É claro que ninguém estava morrendo, mas os últimos dois dias do Sander no Brasil soaram como se estivéssemos definhando, vendo a vida escorrer pelos dedos. Era um torpor esquisito, cheio de flashbacks de memórias que eu nem prestara atenção na época em que elas eram presente: a primeira vez que ouvi falar dele, no shopping. Quando fomos apresentados, quando ele ficou sabendo que eu era atacante... A empolgação nos olhos dele ao começar a jogar com a gente no campo do colégio!

O choro sincero nos vestiários quando ele decidira ceder às pressões do resto do time e simplesmente desistir.

Nossa visita ao estádio de futebol, a partida juntos, a foto postada no facebook...

Foram cerca de dez meses e meio de convivência contínua que nos despertaram para uns dos melhores momentos das nossas vidas.

– Você constrói uma vida por dezessete anos e a deixa para trás por apenas dez meses... E daí você constrói uma outra vida nesses dez meses, mas a deixa para trás pra sempre.
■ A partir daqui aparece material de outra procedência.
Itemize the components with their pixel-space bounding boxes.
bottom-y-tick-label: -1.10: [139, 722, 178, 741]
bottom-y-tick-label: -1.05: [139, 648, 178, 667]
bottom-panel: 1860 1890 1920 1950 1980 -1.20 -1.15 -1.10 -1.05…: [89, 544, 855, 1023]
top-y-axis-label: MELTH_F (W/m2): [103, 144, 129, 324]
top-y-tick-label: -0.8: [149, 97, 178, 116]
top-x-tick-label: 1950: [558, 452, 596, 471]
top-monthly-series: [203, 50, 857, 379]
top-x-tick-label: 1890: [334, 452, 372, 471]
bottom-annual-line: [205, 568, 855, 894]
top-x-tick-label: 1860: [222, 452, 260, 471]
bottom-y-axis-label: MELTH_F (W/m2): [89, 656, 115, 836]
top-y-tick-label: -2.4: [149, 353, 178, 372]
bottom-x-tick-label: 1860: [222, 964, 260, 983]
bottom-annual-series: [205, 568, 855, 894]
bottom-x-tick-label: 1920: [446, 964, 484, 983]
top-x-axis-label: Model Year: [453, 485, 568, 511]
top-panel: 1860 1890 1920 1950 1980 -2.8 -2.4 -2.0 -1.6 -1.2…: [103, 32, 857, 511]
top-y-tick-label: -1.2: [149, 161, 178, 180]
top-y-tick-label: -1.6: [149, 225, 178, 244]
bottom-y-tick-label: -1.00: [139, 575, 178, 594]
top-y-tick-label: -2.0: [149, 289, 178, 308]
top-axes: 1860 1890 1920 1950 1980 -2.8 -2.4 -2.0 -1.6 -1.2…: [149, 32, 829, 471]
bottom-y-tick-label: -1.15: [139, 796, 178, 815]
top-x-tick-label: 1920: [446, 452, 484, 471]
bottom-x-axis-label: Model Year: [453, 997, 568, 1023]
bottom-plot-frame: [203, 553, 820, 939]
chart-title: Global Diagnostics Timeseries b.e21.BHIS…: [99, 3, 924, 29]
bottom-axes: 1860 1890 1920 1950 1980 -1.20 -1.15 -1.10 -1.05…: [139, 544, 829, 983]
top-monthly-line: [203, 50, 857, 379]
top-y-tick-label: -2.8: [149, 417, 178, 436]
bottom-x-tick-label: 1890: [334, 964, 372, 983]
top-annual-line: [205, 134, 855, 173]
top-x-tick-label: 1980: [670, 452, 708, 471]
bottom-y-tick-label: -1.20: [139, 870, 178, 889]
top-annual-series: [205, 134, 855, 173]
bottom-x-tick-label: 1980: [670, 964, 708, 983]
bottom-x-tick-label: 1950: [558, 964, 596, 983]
Qual é mais difícil? – ele me perguntou naqueles dois últimos dias, no aconchego dos edredons e da chuvinha fina que caía em Dezembro.

Eu não o respondi pois não sabia a resposta.

Eu temia que jamais saberia a resposta.

***

Na fatídica terça-feira, eu sequer consegui dormir direito, com medo de perder a hora de ir ao aeroporto – não que isso fosse possível, pois o voo do Sander só sairia às quatro e meia da tarde. Pedi ao meu irmão para me levar, porque no carro dos pais brasileiros dele não haveria espaço para uma mosca, contando todas as malas que ele estava levando de volta. Rogério não questionou muito, até trocou de horário no estágio para poder ter a tarde livre e me fazer aquele favor.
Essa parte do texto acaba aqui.